Obviously, it’s not just black people who are suffering from America’s bias against the economically less favored. The white and Latino working class has been wounded by Democratic and Republican politicians alike, who never cease to praise the virtues of hard work.

Meanwhile these politicians—starting with George H.W. Bush and Bill Clinton—promote “free trade” agreements such as the North American Free Trade Agreement, which deliberately send decent-paying jobs to countries with much lower wages. They deregulate banks to make it easier for loan-sharking operations like CitiFinancial—a “consumer finance” firm that charges poor borrowers predatory interest rates—to thrive under the umbrella of reckless, too-big-to-fail megaliths.
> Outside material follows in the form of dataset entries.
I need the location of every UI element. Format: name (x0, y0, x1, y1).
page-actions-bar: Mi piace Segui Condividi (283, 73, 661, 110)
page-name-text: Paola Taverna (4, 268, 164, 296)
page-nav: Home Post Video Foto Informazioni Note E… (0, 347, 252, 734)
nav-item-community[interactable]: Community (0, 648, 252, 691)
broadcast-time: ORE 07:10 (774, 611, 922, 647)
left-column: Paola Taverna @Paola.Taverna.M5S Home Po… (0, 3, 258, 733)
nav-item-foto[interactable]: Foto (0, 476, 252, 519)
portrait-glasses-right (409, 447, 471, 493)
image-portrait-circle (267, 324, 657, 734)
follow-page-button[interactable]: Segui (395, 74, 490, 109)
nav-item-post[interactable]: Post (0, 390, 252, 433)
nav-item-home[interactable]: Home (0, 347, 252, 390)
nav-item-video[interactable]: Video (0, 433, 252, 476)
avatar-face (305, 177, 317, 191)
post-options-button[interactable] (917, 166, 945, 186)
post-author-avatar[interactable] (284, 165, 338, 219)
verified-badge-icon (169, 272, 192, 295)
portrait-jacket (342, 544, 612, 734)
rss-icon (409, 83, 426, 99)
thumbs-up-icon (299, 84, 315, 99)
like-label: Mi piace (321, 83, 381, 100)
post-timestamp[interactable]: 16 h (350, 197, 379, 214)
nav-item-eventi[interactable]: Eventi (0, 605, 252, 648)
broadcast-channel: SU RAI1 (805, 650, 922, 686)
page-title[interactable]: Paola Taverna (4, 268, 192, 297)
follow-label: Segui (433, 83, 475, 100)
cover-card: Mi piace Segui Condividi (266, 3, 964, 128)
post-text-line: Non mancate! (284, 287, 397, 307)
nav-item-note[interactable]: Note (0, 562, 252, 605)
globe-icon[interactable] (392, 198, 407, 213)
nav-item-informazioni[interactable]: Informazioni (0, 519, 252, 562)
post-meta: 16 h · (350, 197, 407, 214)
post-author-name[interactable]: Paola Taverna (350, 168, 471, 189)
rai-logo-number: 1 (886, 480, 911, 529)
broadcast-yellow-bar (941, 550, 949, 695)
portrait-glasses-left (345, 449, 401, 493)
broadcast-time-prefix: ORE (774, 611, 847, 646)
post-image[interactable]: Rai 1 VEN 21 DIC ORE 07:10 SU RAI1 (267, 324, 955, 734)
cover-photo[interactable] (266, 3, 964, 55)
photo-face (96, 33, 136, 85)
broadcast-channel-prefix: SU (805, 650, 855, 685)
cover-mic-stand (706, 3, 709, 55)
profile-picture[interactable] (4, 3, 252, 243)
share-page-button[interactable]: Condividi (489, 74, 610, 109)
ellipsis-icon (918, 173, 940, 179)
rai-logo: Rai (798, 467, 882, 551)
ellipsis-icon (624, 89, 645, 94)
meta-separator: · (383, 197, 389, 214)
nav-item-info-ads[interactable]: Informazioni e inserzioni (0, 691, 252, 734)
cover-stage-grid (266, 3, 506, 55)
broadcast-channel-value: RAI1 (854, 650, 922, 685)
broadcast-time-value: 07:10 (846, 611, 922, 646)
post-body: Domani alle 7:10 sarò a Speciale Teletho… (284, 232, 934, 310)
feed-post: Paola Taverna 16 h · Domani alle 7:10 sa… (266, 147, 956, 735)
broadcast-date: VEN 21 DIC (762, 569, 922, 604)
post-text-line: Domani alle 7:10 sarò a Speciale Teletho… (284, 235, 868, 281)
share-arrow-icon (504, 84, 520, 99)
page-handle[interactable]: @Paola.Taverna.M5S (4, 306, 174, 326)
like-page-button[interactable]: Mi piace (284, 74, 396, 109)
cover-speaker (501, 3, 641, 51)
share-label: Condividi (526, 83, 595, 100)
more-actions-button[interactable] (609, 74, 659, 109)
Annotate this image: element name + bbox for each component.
They allow credit-card companies to charge usurious rates in exchange for big campaign contributions.

They reward nickel-and-diming health-insurance companies by obliging the working poor to buy their lousy policies under Obamacare and Romneycare. They close or merge schools in the poorest neighborhoods (as Rahm Emanuel did in Chicago) for which they substitute charter schools and for-profit Kaplan testing programs. And they start wars that are fought mainly by working-class volunteers—people of modest means who enlist just to get a paycheck and money for college—and who too often die or come home with their bodies and their spirits broken.

Within all these rackets masquerading as policies to benefit people—free trade, high-interest mortgages and personal loans, health care, privatized public education, and wartime military service—it is the poor and the working class that suffer disproportionately. To politicians and their friends in the 1 percent, such people are marginal. It doesn’t matter much if they’re black, white, brown, or yellow.

Is it any surprise that the police see them the same way? The black face just makes it easier not to care about the person you’re shooting.